As I type this, I’m sitting in a plane, shortly after take off from Delhi. Somewhere far below, I imagine friends rolling through Rajasthan in a car. How I wish I was with them, instead of jostling for elbow space with the gentleman next to me who clearly cannot decipher what disgusted looks mean. In this cramped seat inside a high-pressure tube occupied by 200 people, I cannot help but be struck by the contrast between being transported and travelling.
Only a couple of days ago, I’d found myself listening to another old friend saying, ‘Yaar, if travelling is taken care of, life is 70 per cent sorted.’ He meant, of course, that we should see as many places as possible and do that as often as possible. However, on this beautiful patch of the Earth that everyone calls India, the notion of travelling is still rather trashy, both in intent and in what people leave in their wake. India is a land of tourists, not travellers.
I’m wondering why it was that ‘white people’ moved across the world, colonising whatever they could. Why couldn’t Indians do it, too? Yet another friend had an interesting thing to say about it: ‘Everything is god. We cannot climb mountains because they’re gods. We cannot sail the seas because they are bigger, wetter gods. Our ancestors probably made everything divine so that they could avoid travelling. They were too scared of travelling, so they made everything a pilgrimage. They raised a culture that missed the point.’ He did have a point, in all probability. Everywhere you see laziness and profit, you will find the largely stupid human idea of divinity.

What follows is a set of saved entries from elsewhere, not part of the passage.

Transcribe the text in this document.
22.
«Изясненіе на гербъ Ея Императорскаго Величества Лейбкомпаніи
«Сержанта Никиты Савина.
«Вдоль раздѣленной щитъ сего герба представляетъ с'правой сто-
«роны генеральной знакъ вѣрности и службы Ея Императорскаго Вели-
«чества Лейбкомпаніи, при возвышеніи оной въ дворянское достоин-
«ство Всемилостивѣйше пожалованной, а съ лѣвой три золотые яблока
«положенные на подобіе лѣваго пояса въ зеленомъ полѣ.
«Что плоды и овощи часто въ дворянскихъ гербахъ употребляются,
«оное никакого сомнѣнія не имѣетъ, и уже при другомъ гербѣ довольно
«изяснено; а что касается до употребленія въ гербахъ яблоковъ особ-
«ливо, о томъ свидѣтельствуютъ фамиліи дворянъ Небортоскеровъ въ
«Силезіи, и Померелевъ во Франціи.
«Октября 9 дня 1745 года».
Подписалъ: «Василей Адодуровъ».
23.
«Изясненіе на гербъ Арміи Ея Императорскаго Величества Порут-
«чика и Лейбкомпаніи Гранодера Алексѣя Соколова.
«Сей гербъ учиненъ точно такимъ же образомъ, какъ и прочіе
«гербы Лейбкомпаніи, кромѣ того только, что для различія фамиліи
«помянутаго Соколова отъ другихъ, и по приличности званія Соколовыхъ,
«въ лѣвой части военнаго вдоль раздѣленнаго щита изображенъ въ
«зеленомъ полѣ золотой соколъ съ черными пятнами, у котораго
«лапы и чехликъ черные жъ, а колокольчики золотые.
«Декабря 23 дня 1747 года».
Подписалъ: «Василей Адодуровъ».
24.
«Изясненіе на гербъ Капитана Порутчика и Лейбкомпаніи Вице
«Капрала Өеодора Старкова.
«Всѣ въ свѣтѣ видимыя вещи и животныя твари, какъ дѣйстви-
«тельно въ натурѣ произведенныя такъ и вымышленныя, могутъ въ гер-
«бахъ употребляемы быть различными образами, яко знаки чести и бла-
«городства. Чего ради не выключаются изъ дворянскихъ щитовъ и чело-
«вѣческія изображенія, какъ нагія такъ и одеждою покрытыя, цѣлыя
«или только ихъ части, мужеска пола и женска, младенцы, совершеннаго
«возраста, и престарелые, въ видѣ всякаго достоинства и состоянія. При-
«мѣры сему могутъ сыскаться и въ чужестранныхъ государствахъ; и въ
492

How things have changed today. People are getting out more, fuelled by the simple but powerful need of experiencing more. Increasingly, they’re doing it for little more than the need to be out in the world and to be a real part of it, away from their comfort zones. Imagine if our country was one of travellers, not tourists. Why do I make this distinction? Because travellers evolve an empathy in themselves; it’s what happens after you see more of the world. Travellers are interesting; they regard the world with minds more open than their eyes will ever be. ‘I was there’ is the end of a tourist’s story. ‘I was there’ is only the beginning of one told by a traveller. And there is hope for India yet.
You see, we are all travellers, whether we like it or not. Even if you accomplish the highly enviable task of not moving an inch for an entire day, you will still cover around 29 km per second at roughly 107,300 kph, on this vehicle that performs endless circles around the sun. Think about it for a minute.
India is a land that holds many a motorcycling adventure within its boundaries. There is no end to the terrains, cultures and weathers that await the traveller; each time he or she goes to a place will be different from the last. In all probability, the place hasn’t changed, but the traveller’s perspective has. It’s an endless cycle on a motorcycle, which is why I’m all for more people riding out to explore the world on two wheels. It also makes for a smaller cross section to hit, especially coming the other way in a corner. More than anything else, though, there’s quite nothing like jostling for elbow space with the wind.